So, in Intro to Psych class the other day, the teacher told us the story of how astudent caught cheating on an exam shoved his blue book into middle of the stack way back when he was first teaching this class. I snorted to myself, but figured that hey, legends have to start somewhere, and it might well have been his class.
Last week, he told us the story of how as a grad student, he nearly got the class to train the professor to walk off the stage. It’s at this point that I’m a little bothered. Now, it is certainly possible that the professor has had both of the experiences he has claimed to have had, but I find it doubtful. I’m really not liking the position this is putting me in; if he is repeating glurge as fact, then how can I trust him to tell me actual facts instead of nice stories?
Needless to say, I don’t plan on discussing this with the professor: freshman English taught me never to debate with a teacher unless you’re sure they have a firm grasp on reality.
I had an international marketing class with a grad assistant who spread the “Gerber baby food sold in Africa doesn’t sell because it is thought to contain mushed up babies due to the picture on the label” legend. I couldn’t remember why it sounded familiar when I first heard it, but then I remembered that I recognized it because it wasn’t true! I emailed her the link to Snopes, but I don’t think she ever checked into it. No reason to make sure you get things right as long as you get credit for teaching the class. :rolleyes:
Every teacher I ever had had previously worked in a school where someone lost an eye to a rubberband powered projectile and another student was crippled when their chair fell while tippin at back in the Homer Simpson manner. I have never met anyone who ever attended any of the schools where this regularly happens.
And then there’s the old chestnut about how if you shoot a paperclip twisted in half with a rubber band you can take someone’s eye out. We all know someone this has happened to, right?
Except…that I do. Andy. Owned the laundromat where I lived in Queens. I made a joke about that once. He became rather enraged.
When he and his brother were kids, he shot his brother’s eye out. With a paperclip, shot from a rubber band. I thought he might have been bullshitting me.
Then I met his brother, face to face. The man had lost an eye as a child. Just as described to me.-shudder-
If your psych teacher is glurging the entire class, then you might wanna spend a few dollars xeroxing up carefully cited proof of the glurging and hand it out to all the students in the class. Pop a few copies in his colleagues mailboxes, and in the Dept. Chair’s mailbox.
If I am told something by someone in authority, I wish to trust their word. Hell, if I TELL SOMEONE SOMETHING, I wish for them to trust my word. Elsewhere on the boards, I was accused of lying about shooting a music video. It took other Dopers to mention that that’s what I do for a living. Tough to disprove an accusation on the Internet. Easier, when you are facing a liar in class.

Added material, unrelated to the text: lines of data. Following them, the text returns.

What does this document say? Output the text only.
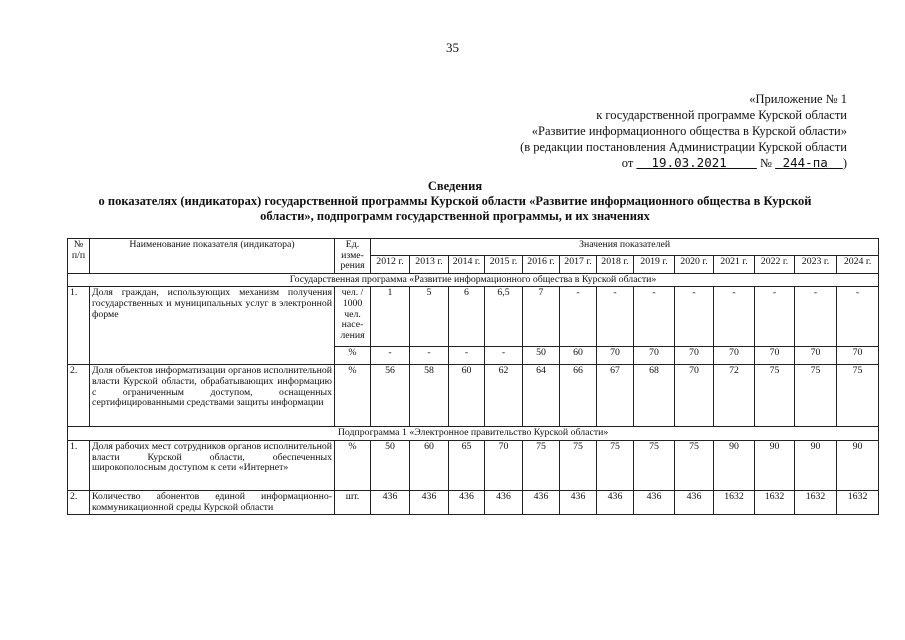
35
«Приложение № 1
к государственной программе Курской области
«Развитие информационного общества в Курской области»
(в редакции постановления Администрации Курской области
от 19.03.2021	№ 244-па )
Сведения
о показателях (индикаторах) государственной программы Курской области «Развитие информационного общества в Курской
области», подпрограмм государственной программы, и их значениях
№ п/п	Наименование показателя (индикатора)	Ед. изме-рения	Значения показателей												
			2012 г.	2013 г.	2014 г.	2015 г.	2016 г.	2017 г.	2018 г.	2019 г.	2020 г.	2021 г.	2022 г.	2023 г.	2024 г.
Государственная программа «Развитие информационного общества в Курской области»															
1.	Доля граждан, использующих механизм получения государственных и муниципальных услуг в электронной форме	чел. / 1000 чел. насе-ления	1	5	6	6,5	7	-	-	-	-	-	-	-	-
		%	-	-	-	-	50	60	70	70	70	70	70	70	70
2.	Доля объектов информатизации органов исполнительной власти Курской области, обрабатывающих информацию с ограниченным доступом, оснащенных сертифицированными средствами защиты информации	%	56	58	60	62	64	66	67	68	70	72	75	75	75
Подпрограмма 1 «Электронное правительство Курской области»															
1.	Доля рабочих мест сотрудников органов исполнительной власти Курской области, обеспеченных широкополосным доступом к сети «Интернет»	%	50	60	65	70	75	75	75	75	75	90	90	90	90
2.	Количество абонентов единой информационно-коммуникационной среды Курской области	шт.	436	436	436	436	436	436	436	436	436	1632	1632	1632	1632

Are you sure this isn’t part of some larger demonstration experiment he’s pulling on all of you? Like showing how many students believed his stories as an example of quick people are to accept at face value whatever their told by an authority figure without doing any research on their own?
Because if I were teaching intro psych, I might do something like this.
Yes! In my second semester of college, my Intro Sociology professor was an extraordinary dork who, honestly, wasn’t very good at teaching and wasn’t particularly knowledgable. I guess he was at least subconsciously aware of these things, because he spent most of the first class trying to convince us that he was a good teacher and a clever guy.
One part of his plan involved his telling us the “Which Tire?” test story as if it was something that he actually did. The Urban Legend wasn’t merely an inspiration for him, either – he even copied the part about the first question (“What is Sociology?”) being very easy and worth 5 points. I hadn’t heard the tale at that point, so I thought it really was pretty clever of him. I found it odd later that a guy who could be so cunning would seem so clueless on a regular basis.
I ran across Snopes a year or two later, and the rest of the course suddenly made much more sense.